Topochemical 3D polymerization of C60 under high pressure at elevated temperatures

Fullerene C-60 monomer crystals were compressed to a face-centered cubic (fcc) phase with a lattice parameter of a = 11.93(5) angstrom and a micro-Vickers hardness of 4500 kg/mm(2) using high-pressure and high-temperature conditions of 15 GPa at 500-600 degrees C. The hardness is compatible with that of cubic boron nitride (c-BN), suggesting the formation of a 3D C-60 polymer. The single-crystal X-ray structural analysis revealed that each C-60 molecule in the polymer was linked to the 12 nearest neighbors by [2+2] cycloaddition between the common pentagon -hexagon (56) edges. However, ab initio geometry optimization and molecular dynamics calculations suggested that the 3D polymer should have a rhombohedral structure with the space group of R (3) over bar containing [3+3] cycloaddition between the pentagons of C-60 molecules within the plane perpendicular to the 3-fold axis.

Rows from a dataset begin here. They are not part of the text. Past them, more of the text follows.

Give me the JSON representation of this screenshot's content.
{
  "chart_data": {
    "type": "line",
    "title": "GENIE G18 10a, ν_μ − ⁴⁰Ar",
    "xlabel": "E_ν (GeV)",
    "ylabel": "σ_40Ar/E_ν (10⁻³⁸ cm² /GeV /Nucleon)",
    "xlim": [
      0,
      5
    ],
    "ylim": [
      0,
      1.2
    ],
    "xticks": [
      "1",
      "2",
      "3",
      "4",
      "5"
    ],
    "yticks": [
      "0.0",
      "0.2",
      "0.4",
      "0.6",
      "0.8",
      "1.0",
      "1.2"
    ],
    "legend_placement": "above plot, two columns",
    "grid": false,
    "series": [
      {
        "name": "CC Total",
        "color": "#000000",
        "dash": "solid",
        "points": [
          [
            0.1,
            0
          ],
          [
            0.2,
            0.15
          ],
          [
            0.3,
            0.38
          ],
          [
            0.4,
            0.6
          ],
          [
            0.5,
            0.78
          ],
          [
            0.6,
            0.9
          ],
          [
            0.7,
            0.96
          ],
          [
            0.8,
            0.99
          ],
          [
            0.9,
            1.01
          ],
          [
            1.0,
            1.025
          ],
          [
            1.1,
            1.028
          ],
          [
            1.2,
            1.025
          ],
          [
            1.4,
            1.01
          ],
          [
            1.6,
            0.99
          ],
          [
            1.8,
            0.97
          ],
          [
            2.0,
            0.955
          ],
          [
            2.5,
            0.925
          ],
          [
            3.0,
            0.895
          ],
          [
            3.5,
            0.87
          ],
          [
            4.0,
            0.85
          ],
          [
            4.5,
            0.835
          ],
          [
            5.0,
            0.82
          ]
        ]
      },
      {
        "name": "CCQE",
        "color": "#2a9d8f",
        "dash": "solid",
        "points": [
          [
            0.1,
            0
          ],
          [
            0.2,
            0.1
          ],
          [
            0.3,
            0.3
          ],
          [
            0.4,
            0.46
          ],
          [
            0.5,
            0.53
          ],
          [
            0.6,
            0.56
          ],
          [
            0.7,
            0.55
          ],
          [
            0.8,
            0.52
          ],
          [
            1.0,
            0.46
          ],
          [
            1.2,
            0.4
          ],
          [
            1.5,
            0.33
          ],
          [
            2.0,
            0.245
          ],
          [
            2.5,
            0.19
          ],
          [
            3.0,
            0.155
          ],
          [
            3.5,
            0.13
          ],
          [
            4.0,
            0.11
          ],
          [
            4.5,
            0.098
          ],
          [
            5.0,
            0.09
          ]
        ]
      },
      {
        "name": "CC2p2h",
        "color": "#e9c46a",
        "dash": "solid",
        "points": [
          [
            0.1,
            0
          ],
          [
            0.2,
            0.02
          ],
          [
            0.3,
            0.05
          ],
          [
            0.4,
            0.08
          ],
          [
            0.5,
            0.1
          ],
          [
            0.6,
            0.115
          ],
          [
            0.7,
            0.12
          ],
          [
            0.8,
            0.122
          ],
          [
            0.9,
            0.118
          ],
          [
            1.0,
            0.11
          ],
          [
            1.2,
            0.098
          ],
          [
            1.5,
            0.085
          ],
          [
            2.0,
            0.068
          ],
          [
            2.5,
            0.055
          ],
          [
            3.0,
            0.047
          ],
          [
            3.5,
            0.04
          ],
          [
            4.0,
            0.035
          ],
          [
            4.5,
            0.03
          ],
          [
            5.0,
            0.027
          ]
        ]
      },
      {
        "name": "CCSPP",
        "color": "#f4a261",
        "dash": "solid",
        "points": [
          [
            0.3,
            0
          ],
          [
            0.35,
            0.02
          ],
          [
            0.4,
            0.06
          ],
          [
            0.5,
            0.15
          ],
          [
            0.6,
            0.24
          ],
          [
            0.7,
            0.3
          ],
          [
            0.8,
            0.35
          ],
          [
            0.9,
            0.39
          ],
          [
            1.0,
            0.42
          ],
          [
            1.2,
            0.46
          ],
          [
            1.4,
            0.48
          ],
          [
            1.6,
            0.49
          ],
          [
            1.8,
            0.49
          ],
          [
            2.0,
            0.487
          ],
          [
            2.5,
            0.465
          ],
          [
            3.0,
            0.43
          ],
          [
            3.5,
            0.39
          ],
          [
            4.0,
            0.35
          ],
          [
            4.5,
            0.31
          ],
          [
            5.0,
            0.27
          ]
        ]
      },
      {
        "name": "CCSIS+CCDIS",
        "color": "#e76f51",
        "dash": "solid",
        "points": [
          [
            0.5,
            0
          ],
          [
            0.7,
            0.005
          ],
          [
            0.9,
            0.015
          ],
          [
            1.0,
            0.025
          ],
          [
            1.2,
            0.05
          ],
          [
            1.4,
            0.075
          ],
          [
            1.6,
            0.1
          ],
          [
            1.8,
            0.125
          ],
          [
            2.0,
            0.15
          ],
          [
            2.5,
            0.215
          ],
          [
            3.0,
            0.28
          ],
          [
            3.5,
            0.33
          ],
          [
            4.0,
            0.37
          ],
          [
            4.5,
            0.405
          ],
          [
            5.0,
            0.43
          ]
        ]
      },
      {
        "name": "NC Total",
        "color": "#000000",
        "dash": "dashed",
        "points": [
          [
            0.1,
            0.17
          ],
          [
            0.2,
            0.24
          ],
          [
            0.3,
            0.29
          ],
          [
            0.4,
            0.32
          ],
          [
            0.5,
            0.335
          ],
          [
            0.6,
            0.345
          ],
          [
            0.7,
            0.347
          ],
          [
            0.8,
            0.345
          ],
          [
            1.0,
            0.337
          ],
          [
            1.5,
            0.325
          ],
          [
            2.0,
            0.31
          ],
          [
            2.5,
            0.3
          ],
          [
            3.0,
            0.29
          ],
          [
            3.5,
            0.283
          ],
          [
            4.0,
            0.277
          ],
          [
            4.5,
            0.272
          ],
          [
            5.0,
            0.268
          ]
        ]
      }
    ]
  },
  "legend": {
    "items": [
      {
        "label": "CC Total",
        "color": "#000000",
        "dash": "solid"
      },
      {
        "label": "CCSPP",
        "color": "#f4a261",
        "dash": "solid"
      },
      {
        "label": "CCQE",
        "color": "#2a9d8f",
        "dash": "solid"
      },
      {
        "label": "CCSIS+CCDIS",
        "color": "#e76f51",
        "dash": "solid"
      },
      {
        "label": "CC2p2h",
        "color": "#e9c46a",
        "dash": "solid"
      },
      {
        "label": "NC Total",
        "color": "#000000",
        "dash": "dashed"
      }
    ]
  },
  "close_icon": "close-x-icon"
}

The higher apparent symmetry of fcc was observed as an averaged structure of different orientations of the rhombohedral structure. The R (3) over bar structure can be derived by only a slight rotation of each C-60 unit in the (1111) plane of the fcc structure. The band-structure calculation suggested that the 3D polymer (R (3) over bar) was a semiconductor; the activation energy for the electrical conductivity was experimentally determined to be 0.25 eV at 550 K.